1 in 5 Shepperton Homes Still Unsold After 12 Weeks, What Is Going Wrong?
There is a growing shift taking place in the Shepperton property market, and it is not one that can be ignored. While much of the national conversation focuses on house prices and interest rates, a quieter yet more revealing metric is beginning to stand out, how long properties are taking to sell.
The average Shepperton home is taking 67 days to sell (the national average is 77 days). Yet not every home in Shepperton sells.
Over the last 12 months, for all agents in Shepperton combined, only 49.3% of homes that left estate agents’ books, was the homeowner moving. The remaining 50.7% Shepperton homes withdrew from the market, unsold.

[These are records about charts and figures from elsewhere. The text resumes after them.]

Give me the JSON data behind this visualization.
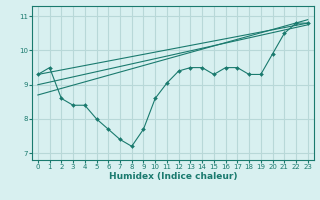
{
  "title": "",
  "xlabel": "Humidex (Indice chaleur)",
  "ylabel": "",
  "background_color": "#d8f0f0",
  "grid_color": "#b8d8d8",
  "line_color": "#1a7a6e",
  "xlim": [
    -0.5,
    23.5
  ],
  "ylim": [
    6.8,
    11.3
  ],
  "xticks": [
    0,
    1,
    2,
    3,
    4,
    5,
    6,
    7,
    8,
    9,
    10,
    11,
    12,
    13,
    14,
    15,
    16,
    17,
    18,
    19,
    20,
    21,
    22,
    23
  ],
  "yticks": [
    7,
    8,
    9,
    10,
    11
  ],
  "data_x": [
    0,
    1,
    2,
    3,
    4,
    5,
    6,
    7,
    8,
    9,
    10,
    11,
    12,
    13,
    14,
    15,
    16,
    17,
    18,
    19,
    20,
    21,
    22,
    23
  ],
  "data_y": [
    9.3,
    9.5,
    8.6,
    8.4,
    8.4,
    8.0,
    7.7,
    7.4,
    7.2,
    7.7,
    8.6,
    9.05,
    9.4,
    9.5,
    9.5,
    9.3,
    9.5,
    9.5,
    9.3,
    9.3,
    9.9,
    10.5,
    10.8,
    10.8
  ],
  "trend1_x": [
    0,
    23
  ],
  "trend1_y": [
    9.3,
    10.8
  ],
  "trend2_x": [
    0,
    23
  ],
  "trend2_y": [
    8.7,
    10.9
  ],
  "trend3_x": [
    0,
    23
  ],
  "trend3_y": [
    9.0,
    10.75
  ]
}
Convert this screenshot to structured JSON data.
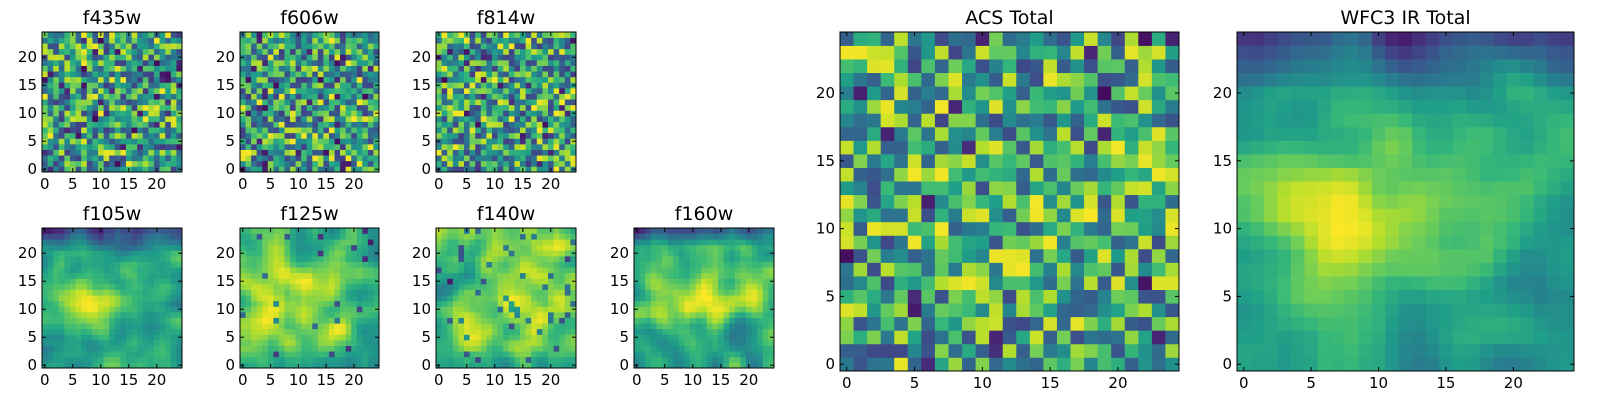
{
  "chart_data": [
    {
      "type": "heatmap",
      "title": "f435w",
      "colormap": "viridis",
      "shape": [
        25,
        25
      ],
      "xlim": [
        -0.5,
        24.5
      ],
      "ylim": [
        -0.5,
        24.5
      ],
      "xticks": [
        0,
        5,
        10,
        15,
        20
      ],
      "yticks": [
        0,
        5,
        10,
        15,
        20
      ],
      "xtick_labels": [
        "0",
        "5",
        "10",
        "15",
        "20"
      ],
      "ytick_labels": [
        "0",
        "5",
        "10",
        "15",
        "20"
      ],
      "value_range": [
        0,
        1
      ],
      "pattern": "pixel-scale noise",
      "seed": 11
    },
    {
      "type": "heatmap",
      "title": "f606w",
      "colormap": "viridis",
      "shape": [
        25,
        25
      ],
      "xlim": [
        -0.5,
        24.5
      ],
      "ylim": [
        -0.5,
        24.5
      ],
      "xticks": [
        0,
        5,
        10,
        15,
        20
      ],
      "yticks": [
        0,
        5,
        10,
        15,
        20
      ],
      "xtick_labels": [
        "0",
        "5",
        "10",
        "15",
        "20"
      ],
      "ytick_labels": [
        "0",
        "5",
        "10",
        "15",
        "20"
      ],
      "value_range": [
        0,
        1
      ],
      "pattern": "pixel-scale noise",
      "seed": 23
    },
    {
      "type": "heatmap",
      "title": "f814w",
      "colormap": "viridis",
      "shape": [
        25,
        25
      ],
      "xlim": [
        -0.5,
        24.5
      ],
      "ylim": [
        -0.5,
        24.5
      ],
      "xticks": [
        0,
        5,
        10,
        15,
        20
      ],
      "yticks": [
        0,
        5,
        10,
        15,
        20
      ],
      "xtick_labels": [
        "0",
        "5",
        "10",
        "15",
        "20"
      ],
      "ytick_labels": [
        "0",
        "5",
        "10",
        "15",
        "20"
      ],
      "value_range": [
        0,
        1
      ],
      "pattern": "pixel-scale noise",
      "seed": 37
    },
    {
      "type": "heatmap",
      "title": "f105w",
      "colormap": "viridis",
      "shape": [
        25,
        25
      ],
      "xlim": [
        -0.5,
        24.5
      ],
      "ylim": [
        -0.5,
        24.5
      ],
      "xticks": [
        0,
        5,
        10,
        15,
        20
      ],
      "yticks": [
        0,
        5,
        10,
        15,
        20
      ],
      "xtick_labels": [
        "0",
        "5",
        "10",
        "15",
        "20"
      ],
      "ytick_labels": [
        "0",
        "5",
        "10",
        "15",
        "20"
      ],
      "value_range": [
        0,
        1
      ],
      "pattern": "smooth, bright blob near (8, 11), dark top edge",
      "seed": 41
    },
    {
      "type": "heatmap",
      "title": "f125w",
      "colormap": "viridis",
      "shape": [
        25,
        25
      ],
      "xlim": [
        -0.5,
        24.5
      ],
      "ylim": [
        -0.5,
        24.5
      ],
      "xticks": [
        0,
        5,
        10,
        15,
        20
      ],
      "yticks": [
        0,
        5,
        10,
        15,
        20
      ],
      "xtick_labels": [
        "0",
        "5",
        "10",
        "15",
        "20"
      ],
      "ytick_labels": [
        "0",
        "5",
        "10",
        "15",
        "20"
      ],
      "value_range": [
        0,
        1
      ],
      "pattern": "smooth with dark spots",
      "seed": 53
    },
    {
      "type": "heatmap",
      "title": "f140w",
      "colormap": "viridis",
      "shape": [
        25,
        25
      ],
      "xlim": [
        -0.5,
        24.5
      ],
      "ylim": [
        -0.5,
        24.5
      ],
      "xticks": [
        0,
        5,
        10,
        15,
        20
      ],
      "yticks": [
        0,
        5,
        10,
        15,
        20
      ],
      "xtick_labels": [
        "0",
        "5",
        "10",
        "15",
        "20"
      ],
      "ytick_labels": [
        "0",
        "5",
        "10",
        "15",
        "20"
      ],
      "value_range": [
        0,
        1
      ],
      "pattern": "smooth with dark spots",
      "seed": 67
    },
    {
      "type": "heatmap",
      "title": "f160w",
      "colormap": "viridis",
      "shape": [
        25,
        25
      ],
      "xlim": [
        -0.5,
        24.5
      ],
      "ylim": [
        -0.5,
        24.5
      ],
      "xticks": [
        0,
        5,
        10,
        15,
        20
      ],
      "yticks": [
        0,
        5,
        10,
        15,
        20
      ],
      "xtick_labels": [
        "0",
        "5",
        "10",
        "15",
        "20"
      ],
      "ytick_labels": [
        "0",
        "5",
        "10",
        "15",
        "20"
      ],
      "value_range": [
        0,
        1
      ],
      "pattern": "smooth, bright band near y=12, dark top edge",
      "seed": 79
    },
    {
      "type": "heatmap",
      "title": "ACS Total",
      "colormap": "viridis",
      "shape": [
        25,
        25
      ],
      "xlim": [
        -0.5,
        24.5
      ],
      "ylim": [
        -0.5,
        24.5
      ],
      "xticks": [
        0,
        5,
        10,
        15,
        20
      ],
      "yticks": [
        0,
        5,
        10,
        15,
        20
      ],
      "xtick_labels": [
        "0",
        "5",
        "10",
        "15",
        "20"
      ],
      "ytick_labels": [
        "0",
        "5",
        "10",
        "15",
        "20"
      ],
      "value_range": [
        0,
        1
      ],
      "pattern": "pixel-scale noise, mostly green",
      "seed": 97
    },
    {
      "type": "heatmap",
      "title": "WFC3 IR Total",
      "colormap": "viridis",
      "shape": [
        25,
        25
      ],
      "xlim": [
        -0.5,
        24.5
      ],
      "ylim": [
        -0.5,
        24.5
      ],
      "xticks": [
        0,
        5,
        10,
        15,
        20
      ],
      "yticks": [
        0,
        5,
        10,
        15,
        20
      ],
      "xtick_labels": [
        "0",
        "5",
        "10",
        "15",
        "20"
      ],
      "ytick_labels": [
        "0",
        "5",
        "10",
        "15",
        "20"
      ],
      "value_range": [
        0,
        1
      ],
      "pattern": "smooth, bright region near (10, 11), dark top edge",
      "seed": 101
    }
  ]
}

Therefore, to look at an overall average of how long a home takes to sell could be considered imperfect on deciding the health of the property market.

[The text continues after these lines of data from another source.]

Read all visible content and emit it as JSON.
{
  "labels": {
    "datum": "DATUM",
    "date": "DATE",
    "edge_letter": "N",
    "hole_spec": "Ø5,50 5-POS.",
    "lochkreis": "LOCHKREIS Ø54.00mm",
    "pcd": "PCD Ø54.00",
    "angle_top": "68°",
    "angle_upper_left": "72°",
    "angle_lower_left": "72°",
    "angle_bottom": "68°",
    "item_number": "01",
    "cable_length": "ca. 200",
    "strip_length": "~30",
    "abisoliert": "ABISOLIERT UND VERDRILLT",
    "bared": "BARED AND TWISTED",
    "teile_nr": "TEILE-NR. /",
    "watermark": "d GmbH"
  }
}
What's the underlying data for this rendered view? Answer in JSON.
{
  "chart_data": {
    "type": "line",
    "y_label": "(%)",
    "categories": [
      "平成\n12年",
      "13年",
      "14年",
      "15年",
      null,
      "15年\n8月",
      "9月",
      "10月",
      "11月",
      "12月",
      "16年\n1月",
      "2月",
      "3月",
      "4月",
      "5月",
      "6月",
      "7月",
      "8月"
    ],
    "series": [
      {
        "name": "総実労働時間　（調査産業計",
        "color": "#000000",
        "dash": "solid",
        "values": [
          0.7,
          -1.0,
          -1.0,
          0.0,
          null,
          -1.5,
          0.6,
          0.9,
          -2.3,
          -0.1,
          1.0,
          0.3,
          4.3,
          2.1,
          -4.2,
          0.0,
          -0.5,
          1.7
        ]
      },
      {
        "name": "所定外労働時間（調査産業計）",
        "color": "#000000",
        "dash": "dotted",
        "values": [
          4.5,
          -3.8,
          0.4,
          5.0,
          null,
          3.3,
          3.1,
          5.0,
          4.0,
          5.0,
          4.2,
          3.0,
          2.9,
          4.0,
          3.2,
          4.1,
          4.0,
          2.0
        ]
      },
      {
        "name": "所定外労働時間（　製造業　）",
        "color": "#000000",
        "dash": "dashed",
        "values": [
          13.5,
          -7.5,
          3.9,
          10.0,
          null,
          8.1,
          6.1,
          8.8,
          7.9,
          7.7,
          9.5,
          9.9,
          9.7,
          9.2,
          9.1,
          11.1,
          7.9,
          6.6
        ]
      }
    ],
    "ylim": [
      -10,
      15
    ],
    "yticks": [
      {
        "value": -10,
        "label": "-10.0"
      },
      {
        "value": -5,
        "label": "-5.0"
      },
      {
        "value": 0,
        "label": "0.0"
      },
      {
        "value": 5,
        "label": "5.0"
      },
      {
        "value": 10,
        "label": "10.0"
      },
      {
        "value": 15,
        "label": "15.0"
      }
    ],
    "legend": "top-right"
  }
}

At the time of writing, there are 148 homes for sale in Shepperton. Of these, 31 have been on the market for more than 12 weeks, equating to 20.9% of all available properties. Of those Shepperton properties that have been on the market 12 weeks or more, 12 of them have been on the market 26 weeks or more.
These stats point to something more significant, a property market where timing is becoming just as important as pricing.
Everybody knows the first few weeks of a property coming to market have always been the most critical. This initial launch period is when a home is fresh to the market, attracting the highest levels of attention from motivated buyers. When a property is priced correctly and presented well, it is during this window that it is most likely to secure a buyer.
Yet, there is now some recent research from our friends at Denton House Research who analysed last year’s 900k+ UK sales agreed. Below, you can see the spread of sales and how they drop off as time goes by ...
• Week 1 - 8.0% (of all houses sales in the UK take place in the first week)
• Week 2 - 14.2%
• Week 3 - 11.4%
• Week 4 - 8.2%
• Week 5 - 6.4%
• Week 6 - 5.2%
• Week 7 - 4.4%
• Week 8 - 3.9%
By week 16, that has reduced to 1.5% of sales and by week 26, that is down to 0.6%
41.8% of all UK house sales take place in the first 4 weeks of the home being marketed and that rises to 61.7% of sales within 8 weeks. If you get to week 12 unsold, you only have a 14.5% chance of selling your home.
Also, the quicker you achieve a sale agreed on your home, the greater the chance you will end up moving home. Homes that find a buyer within the first 25 days of it marketing have around a 19 out of 20 (94%) chance of that sale going on to exchange and complete (i.e., you move home). If a sale is agreed after 100 days, the chances of that sale reaching exchange and completion plummet down to 11 out of 20 (56%).
The challenge arises when that initial window is missed. Once a property has been on the market for several months, buyer perception begins to shift. Rather than being seen as a new opportunity, it risks being viewed as a home which has something ‘wrong with it’. Prospective buyers start to question why it has not sold and, in many cases, assume there must be an underlying issue, whether justified or not.
This is where time on the market becomes more than just a statistic. It begins to influence the outcome.
A common factor behind extended marketing periods is overpricing at the point of launch.
Many sellers are advised, or choose, to test the market at a higher figure, with the expectation that adjustments can be made later if needed.
While this approach may appear to be the best approach, it often has the opposite effect. That’s not to say that you can’t ‘test the market’, but you must do that within a very short period of no more than a couple of weeks. If you haven’t achieved the sale or any serious interest in those few weeks, that is the time to take the asking price down. If you delay a price reduction until week 8 or beyond, the property has already been exposed to the most active segment of buyers, and the opportunity to generate strong early interest has passed. Instead of ‘testing the market’, you have ‘tested the market’s patience’ and it has moved on.
In this context, pricing is not simply about achieving the highest possible figure. It is about positioning a property correctly from the outset to attract the right level of demand.
This discussion also brings into focus the role of sole agency agreements, particularly those extending to 20 or 26 weeks. Many ‘larger’ estate agents advocate longer tie in periods, arguing that they provide the time needed to secure the best possible result. However, this data, when viewed alongside buyer behaviour and time to secure a sale, raises valid questions. Long sole agency agreements are there to protect the agent, not you as the owner.
Ultimately, the Shepperton property market reflects
a broader truth seen across the UK.
It is not a single, uniform market, but a collection of micro markets operating simultaneously. Different streets, property types, and price brackets can all behave very differently, even within the same town. What remains consistent, however, is the relationship between time and success. Properties that are correctly priced from day one are far more likely to achieve early interest, secure a buyer, and progress to completion. Those that miss that window often face a more challenging journey.
For homeowners in Shepperton, whether currently on the market or considering a move, the message is clear. Time on the market is not just a reflection of what has happened. It is a leading indicator of what is likely to happen next. And in a national property market where only around half of homes successfully sell (53.5% to be exact), that is a detail worth paying close attention to.